Seu olhar estava parado, perdido, fixo... aquele olhar distante... o olhar que tenta acompanhar a corrida dos pensamentos que não paravam de surgir.
- O que você está pensando?
O olhar dele encontrava nos olhos dela um lugar para repousar. O silêncio perturbava a paz do momento, mesmo depois da agonia daquele seu olhar distante.
- Nada... Os olhos dele voltavam a se perder em meio ao ambiente mas os dela miravam fixamente nos olhos dele. Aquilo, no fundo, a deixava preocupada. Triste talvez.

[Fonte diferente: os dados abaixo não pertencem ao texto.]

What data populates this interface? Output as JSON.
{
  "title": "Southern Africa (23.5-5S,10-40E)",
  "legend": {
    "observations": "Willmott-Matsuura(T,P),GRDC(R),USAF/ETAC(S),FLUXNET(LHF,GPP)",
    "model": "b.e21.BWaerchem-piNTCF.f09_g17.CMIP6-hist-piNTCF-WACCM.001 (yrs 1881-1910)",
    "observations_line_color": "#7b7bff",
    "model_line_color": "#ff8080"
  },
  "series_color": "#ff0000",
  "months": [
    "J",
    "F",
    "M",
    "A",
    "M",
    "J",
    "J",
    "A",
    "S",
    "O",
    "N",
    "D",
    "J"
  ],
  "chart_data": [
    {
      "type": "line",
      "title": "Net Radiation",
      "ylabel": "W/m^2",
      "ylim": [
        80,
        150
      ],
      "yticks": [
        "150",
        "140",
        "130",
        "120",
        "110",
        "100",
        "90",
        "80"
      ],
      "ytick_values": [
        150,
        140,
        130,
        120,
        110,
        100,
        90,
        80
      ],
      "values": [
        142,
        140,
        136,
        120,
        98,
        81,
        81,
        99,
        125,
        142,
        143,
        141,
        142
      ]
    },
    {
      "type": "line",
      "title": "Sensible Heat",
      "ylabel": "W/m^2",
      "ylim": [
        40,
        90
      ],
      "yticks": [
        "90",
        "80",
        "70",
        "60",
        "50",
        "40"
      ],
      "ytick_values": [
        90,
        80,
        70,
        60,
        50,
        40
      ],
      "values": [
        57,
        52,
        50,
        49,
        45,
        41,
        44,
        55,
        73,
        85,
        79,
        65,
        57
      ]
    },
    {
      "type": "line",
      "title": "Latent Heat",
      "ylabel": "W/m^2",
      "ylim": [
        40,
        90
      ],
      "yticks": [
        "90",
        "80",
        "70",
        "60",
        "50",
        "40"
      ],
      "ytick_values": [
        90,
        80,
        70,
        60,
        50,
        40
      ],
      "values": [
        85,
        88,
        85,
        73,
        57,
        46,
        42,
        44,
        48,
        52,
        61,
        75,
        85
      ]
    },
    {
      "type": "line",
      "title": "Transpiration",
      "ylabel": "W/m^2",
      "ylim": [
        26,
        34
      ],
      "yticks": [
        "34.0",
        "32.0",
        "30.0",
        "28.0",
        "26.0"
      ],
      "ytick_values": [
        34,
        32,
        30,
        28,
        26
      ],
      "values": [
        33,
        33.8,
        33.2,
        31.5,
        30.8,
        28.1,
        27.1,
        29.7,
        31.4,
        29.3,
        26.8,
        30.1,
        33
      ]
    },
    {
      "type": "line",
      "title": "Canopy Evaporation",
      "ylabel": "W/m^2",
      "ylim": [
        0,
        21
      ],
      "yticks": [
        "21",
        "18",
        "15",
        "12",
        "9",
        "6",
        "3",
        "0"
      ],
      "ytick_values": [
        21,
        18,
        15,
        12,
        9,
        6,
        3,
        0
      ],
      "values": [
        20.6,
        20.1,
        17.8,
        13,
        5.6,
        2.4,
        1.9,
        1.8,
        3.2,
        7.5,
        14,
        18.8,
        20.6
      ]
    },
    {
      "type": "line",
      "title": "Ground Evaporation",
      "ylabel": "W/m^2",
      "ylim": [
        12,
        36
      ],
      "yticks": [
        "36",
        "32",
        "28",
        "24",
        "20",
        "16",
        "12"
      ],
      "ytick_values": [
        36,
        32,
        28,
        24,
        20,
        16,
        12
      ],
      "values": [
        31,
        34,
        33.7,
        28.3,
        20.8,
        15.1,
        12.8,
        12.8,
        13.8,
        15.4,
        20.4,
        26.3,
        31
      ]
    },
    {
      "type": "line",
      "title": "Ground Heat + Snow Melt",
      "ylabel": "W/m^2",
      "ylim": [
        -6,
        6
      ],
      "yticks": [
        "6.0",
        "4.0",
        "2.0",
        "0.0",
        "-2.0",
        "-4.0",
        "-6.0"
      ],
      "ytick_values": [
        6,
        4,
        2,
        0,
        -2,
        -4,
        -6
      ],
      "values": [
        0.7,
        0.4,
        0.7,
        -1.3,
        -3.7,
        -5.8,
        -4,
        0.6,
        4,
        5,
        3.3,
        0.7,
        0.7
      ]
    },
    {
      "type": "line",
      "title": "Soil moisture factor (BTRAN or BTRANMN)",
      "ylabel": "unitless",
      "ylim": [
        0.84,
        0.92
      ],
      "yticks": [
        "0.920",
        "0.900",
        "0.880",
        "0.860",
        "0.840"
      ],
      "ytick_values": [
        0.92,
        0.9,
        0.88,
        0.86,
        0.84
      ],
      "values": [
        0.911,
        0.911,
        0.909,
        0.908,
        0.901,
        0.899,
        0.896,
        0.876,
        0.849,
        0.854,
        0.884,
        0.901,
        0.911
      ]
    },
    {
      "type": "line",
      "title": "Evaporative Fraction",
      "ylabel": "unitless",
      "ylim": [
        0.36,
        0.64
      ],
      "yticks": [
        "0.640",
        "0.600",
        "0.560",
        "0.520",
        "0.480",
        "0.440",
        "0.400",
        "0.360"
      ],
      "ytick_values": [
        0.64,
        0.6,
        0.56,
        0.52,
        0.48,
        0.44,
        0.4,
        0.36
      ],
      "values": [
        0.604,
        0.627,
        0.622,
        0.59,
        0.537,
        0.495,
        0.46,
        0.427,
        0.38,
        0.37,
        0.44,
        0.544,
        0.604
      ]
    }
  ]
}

- Mas você está pensando em alguma coisa. Diga o que é!
Ele volta a olhar nos olhos dela e lhe entrega um sorriso rasteiro, simples e responde :
- Mas não é nada, amor! Juro!
Ela, então, finge acreditar. Mas era óbvio que ele estava a pensar milhares de coisas ali enquanto estava com ela.
Mas como explicar tantas coisas. Eram tantos pensamentos perdidos rasgando sua mente. Como encontrar uma forma direta, racional ou lógica para organizá-los?. Os pensamentos não conseguiam ser transcritos à boca. Então ficavam presos. Corroíam sua alma.
As cicatrizes das feridas do passado começaram a doer. O medo de amar. O medo de se entregar a um novo amor. O medo de sofrer. O medo de se declarar. O medo de dizer o que sente. O medo de aceitar o amor que sente. O medo de quebrar a cara. O medo de ser traído. O medo de não ser correspondido. O medo de magoar mais ainda o coração. O medo da frieza.
Ele não era de ter medo. Mas quando percebeu que o que sentia por ela já não era mais apenas um bem querer, um apego ou carinho, então ele conheceu o medo. Agora era amor o que ele sentia por ela. Em tão pouco tempo ele se reencontrou o amor. Ele não imaginava que o reencontro se daria tão cedo. Mas foi inevitável. Já estava dentro dele. O coração já pulsava o nome dela. Quando os olhos se fechavam, era o rosto dela que era desenhado na escuridão. Era a presença dela que a saudade exigia.
Mas ele ainda lembrava das dores do amor. Da decepção. Ele não tinha mais nenhuma dúvida do amor que sentia por ela. Ele apenas tinha medo.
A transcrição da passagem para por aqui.